The identification of the Haitian strain has important implications regarding vaccination, says Waldor. “By showing this strain is closely related to a south Asian strain, and not close to Latin American isolates, it shows that human activities – food or water brought from South Asia, led to this epidemic and not from transfer from Latin America. That’s a conclusion that allows us to alter our policies in the future to prevent such a thing. For instance, relief workers or security forces should be deployed where there is no domestic or endemic cholera. Otherwise, workers should be screened and/or vaccinated, so they can’t bring it in.”

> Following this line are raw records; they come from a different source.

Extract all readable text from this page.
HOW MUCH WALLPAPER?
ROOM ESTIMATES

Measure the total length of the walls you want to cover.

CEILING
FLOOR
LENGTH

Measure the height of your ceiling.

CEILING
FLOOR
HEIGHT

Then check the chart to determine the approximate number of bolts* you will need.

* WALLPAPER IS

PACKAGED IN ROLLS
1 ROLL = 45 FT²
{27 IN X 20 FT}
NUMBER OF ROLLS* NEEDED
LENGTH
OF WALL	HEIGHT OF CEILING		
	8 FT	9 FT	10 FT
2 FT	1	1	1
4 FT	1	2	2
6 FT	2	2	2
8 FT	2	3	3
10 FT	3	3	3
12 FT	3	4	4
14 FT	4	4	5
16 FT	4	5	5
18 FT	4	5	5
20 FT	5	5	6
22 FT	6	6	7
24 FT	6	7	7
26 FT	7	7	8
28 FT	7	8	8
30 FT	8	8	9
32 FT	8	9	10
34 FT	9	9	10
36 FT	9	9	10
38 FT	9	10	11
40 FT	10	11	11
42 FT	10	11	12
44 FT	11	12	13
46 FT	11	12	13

Speed of analysis is crucial in such situations, says Jason Harris, requiring a technology “that could immediately provide comprehensive genomic information about this virulent strain and quickly get it into the hands of the global health and research community. In the initial stages of a major epidemic, real time is the speed we need to be working in order to have the greatest impact on saving lives.”
From PacBio’s perspective, Schadt says that “real-time monitoring” of pathogens opens the door to using his firm’s technology as “a routine surveillance method, for public health protection in addition to pandemic prevention and response.”
Just last month, Waldor and colleagues published a perspective the New England Journal advocating the establishment of a cholera vaccine stockpile in the United States to be used to counter outbreaks such as the one in Haiti. There are an estimated 3-5 million cases of cholera each year resulting in about 100,000 deaths.
“The resistance to vaccination is truly baffling,” Waldor said at the time. The Harvard/PacBio results raise another troubling possibility: expansion of the epidemic with the replacement of the currently endemic strains with much more threatening variants. “That would be a deeply troubling outcome,” says Mekalanos. “A cholera vaccination campaign might not only control the disease but also minimize the dissemination beyond the shores of Hispaniola,”
The scientific manuscript was drafted over a few days and submitted to NEJM on November 19. The paper was formally accepted on December 1 and published December 9. “That’s like my record,” says Waldor.
Further Reading: Chin, C-S. et al. “The origin of the Haitian cholera outbreak strain.”New England Journal of Medicine December 9, 2010.